David Wnendt betont in seiner Verfilmung eindeutig den zweiten Aspekt, auch wenn die Sache mit dem Ekel nicht ganz zu kurz kommt - zu Beginn tapst Helen Memel durch eine öffentliche Toilette, wie man sie wahrscheinlich nicht einmal auf dem einsamsten Planeten finden würde. Helen hat Hämorrhoiden, sie zieht sich bei der Intimrasur eine Analfissur zu, muss ins Spital, träumt dort von diversen (Wieder-)Vereinigungen und inszeniert olfaktorische Zumutungen. Zu einer Geschichte fügt sich das nur insofern, als die vielen besudelten Laken letztendlich alle von der heimlichen Leitfarbe erzählen: klinisches Weiß.
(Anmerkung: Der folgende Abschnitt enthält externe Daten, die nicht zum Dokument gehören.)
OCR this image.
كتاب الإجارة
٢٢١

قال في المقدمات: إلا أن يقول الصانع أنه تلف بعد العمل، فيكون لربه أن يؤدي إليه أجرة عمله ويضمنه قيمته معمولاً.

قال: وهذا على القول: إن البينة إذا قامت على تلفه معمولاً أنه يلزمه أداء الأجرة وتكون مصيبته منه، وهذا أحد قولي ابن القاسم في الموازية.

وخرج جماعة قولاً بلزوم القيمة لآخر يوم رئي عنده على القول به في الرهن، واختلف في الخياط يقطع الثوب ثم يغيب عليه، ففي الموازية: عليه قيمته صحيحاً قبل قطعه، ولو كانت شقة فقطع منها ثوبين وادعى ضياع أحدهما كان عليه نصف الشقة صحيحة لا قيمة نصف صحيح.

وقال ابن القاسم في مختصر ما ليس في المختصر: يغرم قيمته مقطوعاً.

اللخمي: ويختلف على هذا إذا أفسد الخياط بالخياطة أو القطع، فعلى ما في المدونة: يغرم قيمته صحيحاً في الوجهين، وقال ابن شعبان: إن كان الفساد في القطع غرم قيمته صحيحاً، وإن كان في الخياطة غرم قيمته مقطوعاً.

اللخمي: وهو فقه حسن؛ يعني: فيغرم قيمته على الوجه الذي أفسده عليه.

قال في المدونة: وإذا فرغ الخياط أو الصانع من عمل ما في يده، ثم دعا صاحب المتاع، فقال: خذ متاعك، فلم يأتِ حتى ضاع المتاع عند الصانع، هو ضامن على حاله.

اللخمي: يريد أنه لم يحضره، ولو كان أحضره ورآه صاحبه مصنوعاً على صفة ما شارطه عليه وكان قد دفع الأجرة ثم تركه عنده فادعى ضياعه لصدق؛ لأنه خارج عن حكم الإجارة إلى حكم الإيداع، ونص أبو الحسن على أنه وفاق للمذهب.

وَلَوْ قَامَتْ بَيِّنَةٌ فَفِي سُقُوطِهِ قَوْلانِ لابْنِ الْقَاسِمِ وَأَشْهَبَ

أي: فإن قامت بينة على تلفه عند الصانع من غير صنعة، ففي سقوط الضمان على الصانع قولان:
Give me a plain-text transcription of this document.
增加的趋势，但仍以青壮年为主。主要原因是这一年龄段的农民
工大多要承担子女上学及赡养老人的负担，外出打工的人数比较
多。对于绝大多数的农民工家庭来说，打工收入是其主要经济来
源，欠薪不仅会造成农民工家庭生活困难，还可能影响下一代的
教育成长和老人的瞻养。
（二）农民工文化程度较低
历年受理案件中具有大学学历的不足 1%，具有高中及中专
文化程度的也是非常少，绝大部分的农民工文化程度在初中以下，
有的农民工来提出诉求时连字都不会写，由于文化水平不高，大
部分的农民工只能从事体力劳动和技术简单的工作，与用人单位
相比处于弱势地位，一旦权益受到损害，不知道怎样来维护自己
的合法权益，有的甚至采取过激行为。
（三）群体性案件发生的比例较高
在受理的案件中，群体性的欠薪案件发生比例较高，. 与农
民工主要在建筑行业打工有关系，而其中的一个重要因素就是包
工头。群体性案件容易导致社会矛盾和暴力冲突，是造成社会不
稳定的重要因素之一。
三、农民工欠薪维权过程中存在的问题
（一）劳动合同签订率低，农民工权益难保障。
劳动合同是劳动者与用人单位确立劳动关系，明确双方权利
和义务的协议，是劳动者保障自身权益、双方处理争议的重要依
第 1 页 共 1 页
Carla Juri ist eine gute Wahl für die Hauptrolle, weil sie den Duktus von "Feuchtgebiete" im Gegensatz zum Buch deutlich weniger abgebrüht klingen lässt - da spricht noch einmal eine junge Frau, die gerade erst ihre Erfahrungen macht und nicht schon mit ihnen hausieren geht. Aber in den Nebenrollen überwiegen die Karikaturen: Meret Becker als esoterisch angehauchte Mutter und Axel Milberg als arg vitaler Vater mag man sich zusammen gar nicht vorstellen, wie Helen sich das aber unbedingt wünscht. Und der Krankenpfleger Robin (weiße Kluft) schreit eigentlich geradezu nach einer Versetzung in die Schwarzwaldklinik (dort kann er dann ewig mit seiner Kollegin in Weiß streiten, der übelsten Klischeetussi, die Wnendt aufmarschieren lässt).

So gibt es in "Feuchtgebiete" keine einzige plausible Figur außer Helen, und damit hängt der Film doch sehr in der dünnen Luft der Schnodderprosa aus dem Buch fest. (reb, DER STANDARD, 21.8.2013)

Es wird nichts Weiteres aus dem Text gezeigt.